The Incarnation of the Word

 “He was rich but he became poor for our sake, so that we might be enriched by His poverty.” (2 Cor. 8:9)

He took what was ours to be His very own so that we might have all that was His.

“And being found in appearance as a man, He humbled Himself and became obedient to the point of death, even the death of the cross.” (Phil. 2:8)

When Adam and Eve sinned in the Garden, sin entered into the world and the condemnation of death came upon them as well as all their descendants. “Of every tree of the garden you may freely eat; but of the tree of the knowledge of good and evil you shall not eat, for in the day that you eat of it you shall surely die” (Gen. 2:16-17). Through one man sin entered the world, and death through sin, and thus death spread to all men, because all sinned.

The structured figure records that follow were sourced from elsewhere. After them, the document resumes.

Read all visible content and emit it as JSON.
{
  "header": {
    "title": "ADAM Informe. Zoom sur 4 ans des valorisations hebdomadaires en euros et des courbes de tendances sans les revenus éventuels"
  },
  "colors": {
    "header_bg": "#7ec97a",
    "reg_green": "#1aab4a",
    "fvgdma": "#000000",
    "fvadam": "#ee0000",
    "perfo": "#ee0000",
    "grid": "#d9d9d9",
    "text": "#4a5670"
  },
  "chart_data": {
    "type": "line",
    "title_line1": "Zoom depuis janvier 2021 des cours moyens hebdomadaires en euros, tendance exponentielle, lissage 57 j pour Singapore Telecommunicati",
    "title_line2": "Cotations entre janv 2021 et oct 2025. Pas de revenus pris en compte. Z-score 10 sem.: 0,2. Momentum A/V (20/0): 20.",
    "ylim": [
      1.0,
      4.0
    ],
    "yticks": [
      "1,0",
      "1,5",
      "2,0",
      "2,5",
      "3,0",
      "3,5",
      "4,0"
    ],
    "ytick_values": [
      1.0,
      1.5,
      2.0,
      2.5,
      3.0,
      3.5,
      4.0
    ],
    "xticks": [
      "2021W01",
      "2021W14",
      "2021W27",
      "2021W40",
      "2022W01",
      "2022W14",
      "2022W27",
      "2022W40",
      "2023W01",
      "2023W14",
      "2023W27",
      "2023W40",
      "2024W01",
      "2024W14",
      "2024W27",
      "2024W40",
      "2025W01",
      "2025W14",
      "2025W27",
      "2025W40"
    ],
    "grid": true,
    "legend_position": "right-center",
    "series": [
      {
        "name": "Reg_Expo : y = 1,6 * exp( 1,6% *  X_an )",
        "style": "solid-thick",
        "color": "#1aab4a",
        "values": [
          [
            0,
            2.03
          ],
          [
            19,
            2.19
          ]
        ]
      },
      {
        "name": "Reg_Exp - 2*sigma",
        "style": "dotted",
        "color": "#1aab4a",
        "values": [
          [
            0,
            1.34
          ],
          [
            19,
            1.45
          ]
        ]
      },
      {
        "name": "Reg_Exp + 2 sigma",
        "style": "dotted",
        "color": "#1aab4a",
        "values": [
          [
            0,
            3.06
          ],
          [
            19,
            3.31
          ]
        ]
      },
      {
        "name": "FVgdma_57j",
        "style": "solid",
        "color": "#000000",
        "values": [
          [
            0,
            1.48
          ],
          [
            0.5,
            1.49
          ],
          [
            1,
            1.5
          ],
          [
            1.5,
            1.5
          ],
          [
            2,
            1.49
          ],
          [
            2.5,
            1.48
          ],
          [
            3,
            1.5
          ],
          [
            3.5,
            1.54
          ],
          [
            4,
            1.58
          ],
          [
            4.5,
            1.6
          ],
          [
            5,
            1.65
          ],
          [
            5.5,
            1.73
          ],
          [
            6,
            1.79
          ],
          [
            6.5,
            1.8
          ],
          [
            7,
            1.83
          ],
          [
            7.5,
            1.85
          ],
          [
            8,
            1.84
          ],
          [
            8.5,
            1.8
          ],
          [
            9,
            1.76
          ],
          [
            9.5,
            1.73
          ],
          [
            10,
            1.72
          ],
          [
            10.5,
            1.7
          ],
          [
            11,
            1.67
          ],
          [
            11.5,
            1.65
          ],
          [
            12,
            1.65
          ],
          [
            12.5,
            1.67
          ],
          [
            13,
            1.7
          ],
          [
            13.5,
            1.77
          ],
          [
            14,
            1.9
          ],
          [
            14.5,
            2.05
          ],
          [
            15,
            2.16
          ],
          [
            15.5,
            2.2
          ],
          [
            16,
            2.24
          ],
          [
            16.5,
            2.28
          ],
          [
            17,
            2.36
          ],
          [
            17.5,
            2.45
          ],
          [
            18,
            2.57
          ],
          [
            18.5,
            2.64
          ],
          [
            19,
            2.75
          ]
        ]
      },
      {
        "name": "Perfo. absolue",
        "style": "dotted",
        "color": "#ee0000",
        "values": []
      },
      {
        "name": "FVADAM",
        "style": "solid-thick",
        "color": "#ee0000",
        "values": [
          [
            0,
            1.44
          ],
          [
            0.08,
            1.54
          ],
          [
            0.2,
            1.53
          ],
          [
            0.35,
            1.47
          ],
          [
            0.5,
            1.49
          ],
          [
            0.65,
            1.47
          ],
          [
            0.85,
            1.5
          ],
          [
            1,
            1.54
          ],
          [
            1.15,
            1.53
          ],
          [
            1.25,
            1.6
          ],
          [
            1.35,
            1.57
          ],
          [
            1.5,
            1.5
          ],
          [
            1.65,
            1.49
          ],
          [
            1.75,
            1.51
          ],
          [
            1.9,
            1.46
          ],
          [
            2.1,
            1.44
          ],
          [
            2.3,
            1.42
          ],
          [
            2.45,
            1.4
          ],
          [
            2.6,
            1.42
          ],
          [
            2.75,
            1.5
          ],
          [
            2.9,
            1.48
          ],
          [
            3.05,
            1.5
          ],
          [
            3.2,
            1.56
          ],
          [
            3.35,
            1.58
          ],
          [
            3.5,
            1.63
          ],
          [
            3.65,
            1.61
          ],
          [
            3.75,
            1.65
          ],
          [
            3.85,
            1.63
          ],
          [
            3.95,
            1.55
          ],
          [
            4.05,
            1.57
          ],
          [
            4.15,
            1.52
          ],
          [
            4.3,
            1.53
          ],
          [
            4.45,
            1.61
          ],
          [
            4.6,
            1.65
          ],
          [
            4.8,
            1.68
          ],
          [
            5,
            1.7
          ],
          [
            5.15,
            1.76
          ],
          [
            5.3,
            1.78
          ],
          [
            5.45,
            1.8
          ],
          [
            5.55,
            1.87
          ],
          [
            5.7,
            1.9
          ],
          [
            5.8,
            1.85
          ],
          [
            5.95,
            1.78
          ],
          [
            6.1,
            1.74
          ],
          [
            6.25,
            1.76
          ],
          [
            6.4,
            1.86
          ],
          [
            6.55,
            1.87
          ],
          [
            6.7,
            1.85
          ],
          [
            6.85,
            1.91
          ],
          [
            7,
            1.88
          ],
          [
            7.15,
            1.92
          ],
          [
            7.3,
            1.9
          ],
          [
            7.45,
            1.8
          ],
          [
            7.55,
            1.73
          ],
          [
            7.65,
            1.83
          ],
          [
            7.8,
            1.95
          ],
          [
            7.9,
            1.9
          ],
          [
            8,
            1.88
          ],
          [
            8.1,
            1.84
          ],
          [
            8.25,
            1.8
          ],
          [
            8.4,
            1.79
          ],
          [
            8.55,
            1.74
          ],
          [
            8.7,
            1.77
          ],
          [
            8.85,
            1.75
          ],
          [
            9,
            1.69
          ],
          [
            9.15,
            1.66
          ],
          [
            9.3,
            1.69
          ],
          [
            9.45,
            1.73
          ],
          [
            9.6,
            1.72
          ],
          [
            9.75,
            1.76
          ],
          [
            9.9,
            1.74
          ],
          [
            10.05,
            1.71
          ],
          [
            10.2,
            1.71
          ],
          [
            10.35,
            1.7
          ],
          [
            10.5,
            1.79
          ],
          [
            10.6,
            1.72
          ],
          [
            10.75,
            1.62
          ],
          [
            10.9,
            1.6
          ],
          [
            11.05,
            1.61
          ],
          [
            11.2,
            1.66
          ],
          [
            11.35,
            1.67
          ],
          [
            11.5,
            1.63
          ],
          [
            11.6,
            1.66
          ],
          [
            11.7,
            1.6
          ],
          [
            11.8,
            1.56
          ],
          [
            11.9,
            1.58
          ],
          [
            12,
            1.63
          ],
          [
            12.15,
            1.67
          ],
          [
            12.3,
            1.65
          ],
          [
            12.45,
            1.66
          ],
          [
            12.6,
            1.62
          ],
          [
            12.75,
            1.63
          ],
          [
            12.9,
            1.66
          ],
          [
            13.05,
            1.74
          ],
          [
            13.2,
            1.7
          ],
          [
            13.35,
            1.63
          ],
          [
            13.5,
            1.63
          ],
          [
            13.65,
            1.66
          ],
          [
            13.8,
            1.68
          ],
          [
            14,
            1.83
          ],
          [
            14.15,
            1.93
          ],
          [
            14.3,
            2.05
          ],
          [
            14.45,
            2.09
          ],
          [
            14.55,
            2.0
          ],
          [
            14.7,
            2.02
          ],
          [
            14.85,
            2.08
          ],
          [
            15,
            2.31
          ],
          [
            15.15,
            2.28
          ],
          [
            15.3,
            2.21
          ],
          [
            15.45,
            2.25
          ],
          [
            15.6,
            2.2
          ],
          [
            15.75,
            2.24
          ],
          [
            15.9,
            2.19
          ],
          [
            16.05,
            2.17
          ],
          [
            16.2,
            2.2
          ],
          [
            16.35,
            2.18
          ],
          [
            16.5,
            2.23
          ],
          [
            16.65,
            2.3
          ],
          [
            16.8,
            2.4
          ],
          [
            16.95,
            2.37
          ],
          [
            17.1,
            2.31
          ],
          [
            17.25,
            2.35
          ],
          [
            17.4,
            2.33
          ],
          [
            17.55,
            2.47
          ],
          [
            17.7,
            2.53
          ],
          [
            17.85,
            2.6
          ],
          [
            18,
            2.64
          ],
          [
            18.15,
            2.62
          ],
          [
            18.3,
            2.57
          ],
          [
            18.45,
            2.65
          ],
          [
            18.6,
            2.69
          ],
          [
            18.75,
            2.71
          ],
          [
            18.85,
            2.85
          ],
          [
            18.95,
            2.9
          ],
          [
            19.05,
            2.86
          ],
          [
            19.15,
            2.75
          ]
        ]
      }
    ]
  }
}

Given the consequences of this sin, there were certain requirements that needed to be fulfilled to redeem man who had sin and death reigning over him.

  • Sacrifice – “The wages of sin is death” (Rom. 6:23) and God told Adam, “in the day that you eat of it you shall surely die” (Gen. 2:17). Therefore, in order to fulfill the Divine Justice, there needed to be shedding of blood. St. Paul states this clearly when he writes: “And according to the law almost all things are purified with blood, and without shedding of blood there is no remission” (Heb. 9:22).
  •  Sinless – The sacrifice needed to be unblemished and without sin. If that sacrifice had committed sin, then it too would need atonement for its sins since it falls under the same condemnation of death. St. Paul writes about our Lord Jesus Christ: “but was in all points tempted as we are, yet without sin” (Heb. 4:15).
  • Human – Since it was the human being who disobeyed God, it was necessary that the sinless sacrifice be of the same level by being a human being, yet without sin.
  • Free Will – Adam and Eve sinned in the Garden of their own free will and by submitting their rational mind under the subjection of their own desires. St. Basil writes concerning this: “Because of this he also sinned through wicked free choice, and he died through the sin. ‘For the wages of sin is death’ (Rom. 6:23).

To the extent that he withdrew from life, he likewise drew near to death. For God is life, and the privation of life is death. Therefore, Adam prepared death for himself through his withdrawal from God, in accord with what is written, ‘Behold, those who remove themselves from you are destroyed’ (Ps 72:27). Thus God did not create death, but we brought it upon ourselves by a wicked intention.

St. Athanasius summarizes these requirements when he writes: “The Word perceived that corruption could not be got rid of otherwise than through death; yet He Himself, as the Word, being immortal and the Father’s Son, was such as could not die.

For this reason, He assumed a body capable of death, in order that it, through belonging to the Word Who is above all, and, itself remaining incorruptible through His indwelling, might thereafter put an end to corruption for all others as well, by the grace of the resurrection. It was by surrendering to death the body which He had taken, as an offering and sacrifice free from every stain, that He forthwith abolished death for His human brethren by the offering of the equivalent. For naturally, since the Word of God was above all, when He offered His own temple and bodily instrument as a substitute for the life of all, He fulfilled in death all that was required.

His Body and Blood are the continuation of that Sacrifice in the Church for salvation, forgiveness of sins and eternal life.